これだけを読むと登場人物の言葉を通して芥川龍之介が馬琴を批判しているかのように受け取れます。ちょっと気になったので実際に「戯作三昧」を読んでみました(短編なのですぐ読める)。

芥川の「戯作三昧」は馬琴に自己の心情を仮託していて、馬琴に対しては批判的どころかむしろ共感をもって描いています。読み方によっては、「戯作三昧」の馬琴は芥川龍之介自身であるともいえます。時代背景を大正時代にして、主人公を馬琴ではなく「私」にしたとしてもほとんど違和感がありません。

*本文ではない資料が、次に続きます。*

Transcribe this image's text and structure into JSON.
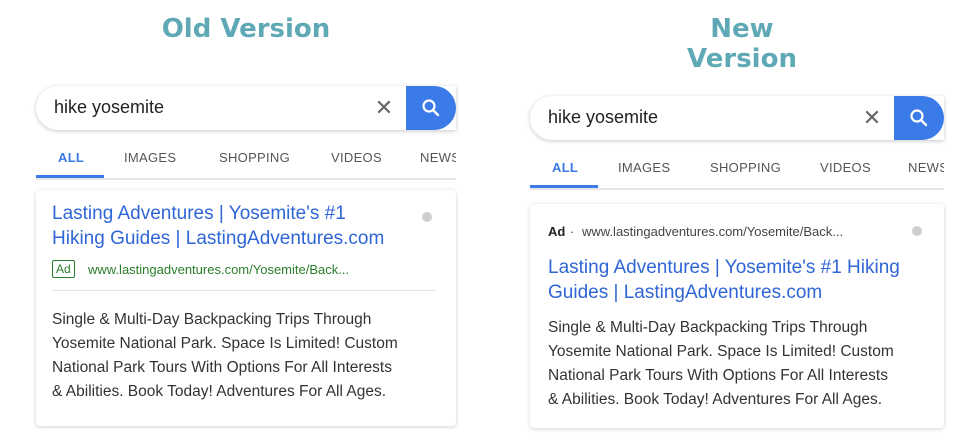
{
  "old": {
    "heading": "Old Version",
    "query": "hike yosemite",
    "tabs": [
      "ALL",
      "IMAGES",
      "SHOPPING",
      "VIDEOS",
      "NEWS"
    ],
    "ad": {
      "title_line1": "Lasting Adventures | Yosemite's #1",
      "title_line2": "Hiking Guides | LastingAdventures.com",
      "badge": "Ad",
      "url": "www.lastingadventures.com/Yosemite/Back...",
      "desc_line1": "Single & Multi-Day Backpacking Trips Through",
      "desc_line2": "Yosemite National Park. Space Is Limited! Custom",
      "desc_line3": "National Park Tours With Options For All Interests",
      "desc_line4": "& Abilities. Book Today! Adventures For All Ages."
    }
  },
  "new": {
    "heading": "New Version",
    "query": "hike yosemite",
    "tabs": [
      "ALL",
      "IMAGES",
      "SHOPPING",
      "VIDEOS",
      "NEWS"
    ],
    "ad": {
      "badge": "Ad",
      "separator": "·",
      "url": "www.lastingadventures.com/Yosemite/Back...",
      "title_line1": "Lasting Adventures | Yosemite's #1 Hiking",
      "title_line2": "Guides | LastingAdventures.com",
      "desc_line1": "Single & Multi-Day Backpacking Trips Through",
      "desc_line2": "Yosemite National Park. Space Is Limited! Custom",
      "desc_line3": "National Park Tours With Options For All Interests",
      "desc_line4": "& Abilities. Book Today! Adventures For All Ages."
    }
  },
  "colors": {
    "heading": "#5fa8b5",
    "accent_blue": "#3b7be8",
    "link_blue": "#2f66d6",
    "ad_green": "#2a7d2a"
  },
  "icons": {
    "clear": "close-icon",
    "search": "search-icon",
    "info": "info-dot-icon"
  }
}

「戯作の時代」における宝玉正彦氏の引用に間違いはありませんが、誤解を招きやすいです。引用されているのは風呂屋で馬琴がふと耳にしてしまった無知な大衆の戯言です。芥川の「戯作三昧」はこうした世間の無理解に対する反論として書かれています。戯作文学を「過去の遺物」として軽んじるような風潮に創作者の立場から強く異議を唱えたのが「戯作三昧」という小説だと思います。

小説「戯作三昧」の主題を要約すると、

 「創作活動の何たるかも解らずに生意気なことをほざく阿呆もいる」

こんなところだろうと思います。古典・故事に独自の解釈を与えて物語を展開した芥川龍之介の小説手法は戯作文学への先祖がえりのようなところがあります。できれば江戸戯作文学の隠れ礼賛者として紹介して欲しかったです。

|

« 江戸時代最大のベストセラー小説は何か? | トップページ | テロとの戦いVSテロとの戦い »

コメント

コメントを書く



(ウェブ上には掲載しません)


コメントは記事投稿者が公開するまで表示されません。



トラックバック

この記事のトラックバックURL:
http://app.f.cocolog-nifty.com/t/trackback/122218/8457728

この記事へのトラックバック一覧です: 「戯作三昧」(芥川龍之介・新潮文庫):

« 江戸時代最大のベストセラー小説は何か? | トップページ | テロとの戦いVSテロとの戦い »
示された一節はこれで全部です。